Quizá la idea de Kepler que resultó más relevante para poner los cimientos de la ciencia moderna fue su tercera ley, que surgió cuando decidió estudiar las velocidades a las que se mueven los planetas. Su observación y sus cálculos de que los movimientos planetarios eran más lentos conforme más lejos estaban del Sol le hizo pensar que no es que cada uno de ellos tuviera su propia “ánima”, como se creía entonces, sino que la responsable del movimiento era alguna fuerza que emanaba del Sol.
Fue Isaac Newton quien años después formuló la teoría de la gravitación universal, pero sin duda Kepler sentó las bases del conocimiento del universo.
Un sistema solar como Dios (o Pitágoras) manda
A unos 40 años luz de distancia de la Tierra se encuentra la estrella llamada TRAPPIST-1, que es mucho más pequeña y fría que nuestro Sol. Gracias al telescopio espacial Spitzer y al terrestre TRAPPIST (por Telescopio Pequeño de Planetas y Planetésimos en Tránsito), en febrero de 2017 se descubrió que TRAPPIST-1 está orbitada por siete planetas rocosos, que se han nombrado alfabéticamente de la “b” a la “h” en orden de su distancia a la estrella.
De manera sorprendente, los períodos orbitales de esos planetas tienen proporciones como las de notas musicales armoniosas. Por ejemplo, por cada ocho “años” (es decir, revoluciones en torno a su estrella) en el planeta b, pasan cinco en el planeta c, tres en el planeta d, dos en el planeta e, etcétera.
Estos años son muy cortos, el de b, por ejemplo, dura 1.5 días terrestres, lo que significa que los planetas están muy cerca de su estrella.
Para un grupo de astrónomos de diversas universidades, esta disposición resonante (así se llama) es más que una curiosidad que hubiera encantado a Pitágoras, Filolao, Ptolomeo o Kepler, pues según un estudio que publicaron el 25 de noviembre en la revista Nature Astronomy, pueden calcular cuántos impactos de meteoritos han resistido estos planetas sin perder la armonía.
“Después de que se forman los planetas rocosos, las cosas chocan contra ellos”, explica en un comunicado el astrofísico Sean Raymond de la Universidad de Burdeos en Francia y primer autor del reporte de investigación. “Se llama bombardeo o acreción tardía, y nos preocupamos, en parte, porque estos impactos pueden ser una fuente importante de agua y elementos volátiles que fomentan la vida”.
En la Tierra es posible comparar las abundancias de algunos elementos químicos que probablemente llegaron en los meteoritos que se estrellaron contra el planeta después de que se formó y calcular cuántos impactos ha recibido, pero eso es algo que obviamente no se puede hacer en los exoplanetas.

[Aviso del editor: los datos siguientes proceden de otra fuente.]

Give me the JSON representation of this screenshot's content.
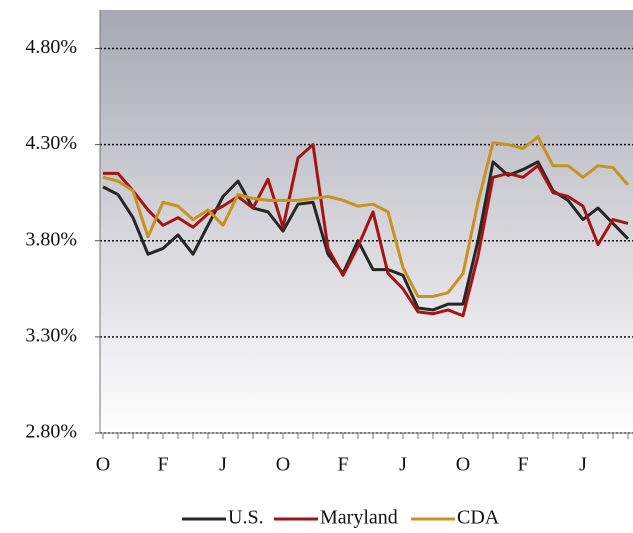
{
  "chart_data": {
    "type": "line",
    "categories": [
      "O",
      null,
      null,
      null,
      "F",
      null,
      null,
      null,
      "J",
      null,
      null,
      null,
      "O",
      null,
      null,
      null,
      "F",
      null,
      null,
      null,
      "J",
      null,
      null,
      null,
      "O",
      null,
      null,
      null,
      "F",
      null,
      null,
      null,
      "J",
      null,
      null,
      null
    ],
    "series": [
      {
        "name": "U.S.",
        "color": "#262626",
        "values": [
          4.08,
          4.04,
          3.92,
          3.73,
          3.76,
          3.83,
          3.73,
          3.88,
          4.03,
          4.11,
          3.97,
          3.95,
          3.85,
          3.99,
          4.0,
          3.73,
          3.63,
          3.8,
          3.65,
          3.65,
          3.62,
          3.45,
          3.44,
          3.47,
          3.47,
          3.8,
          4.21,
          4.14,
          4.17,
          4.21,
          4.06,
          4.01,
          3.91,
          3.97,
          3.89,
          3.81
        ]
      },
      {
        "name": "Maryland",
        "color": "#a31515",
        "values": [
          4.15,
          4.15,
          4.06,
          3.96,
          3.88,
          3.92,
          3.87,
          3.94,
          3.98,
          4.03,
          3.97,
          4.12,
          3.87,
          4.23,
          4.3,
          3.76,
          3.62,
          3.77,
          3.95,
          3.63,
          3.55,
          3.43,
          3.42,
          3.44,
          3.41,
          3.72,
          4.13,
          4.15,
          4.13,
          4.19,
          4.05,
          4.03,
          3.98,
          3.78,
          3.91,
          3.89
        ]
      },
      {
        "name": "CDA",
        "color": "#c8921e",
        "values": [
          4.13,
          4.11,
          4.06,
          3.82,
          4.0,
          3.98,
          3.91,
          3.96,
          3.88,
          4.04,
          4.02,
          4.01,
          4.01,
          4.01,
          4.02,
          4.03,
          4.01,
          3.98,
          3.99,
          3.95,
          3.66,
          3.51,
          3.51,
          3.53,
          3.63,
          4.0,
          4.31,
          4.3,
          4.28,
          4.34,
          4.19,
          4.19,
          4.13,
          4.19,
          4.18,
          4.09
        ]
      }
    ],
    "ylim": [
      2.8,
      5.0
    ],
    "yticks": [
      {
        "value": 2.8,
        "label": "2.80%"
      },
      {
        "value": 3.3,
        "label": "3.30%"
      },
      {
        "value": 3.8,
        "label": "3.80%"
      },
      {
        "value": 4.3,
        "label": "4.30%"
      },
      {
        "value": 4.8,
        "label": "4.80%"
      }
    ],
    "grid": true,
    "legend": "bottom"
  }
}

A partir de las órbitas en TRAPPIST-1, “no podemos decir exactamente cuántas cosas golpearon en ninguno de estos planetas, pero debido a esta configuración resonante especial, podemos ponerle un límite superior, podemos decir, ‘No puede haber sido más que esto’”, dice Raymond.
Epílogo
Al trabajo que en conjunto hicieron Copérnico, Tycho Brahe, su discípulo Kepler y Galileo Galilei se le ha llamado “la revolución científica” porque estos investigadores empezaron a entender al universo y la naturaleza como son y no como creían que debería ser según sus ideas preconcebidas.
Actualmente, las ideas preconcebidas que desvían a la investigación de encontrar la verdad son distintas, ya no provienen de concepciones religiosas ni místicas sino, por ejemplo, de la industria que financia estudios que tratan de demostrar que ciertos productos son seguros y aportan grandes beneficios, o de ideólogos que buscan demostrar que tal o cual teoría económica es cierta porque así conviene a sus intereses políticos.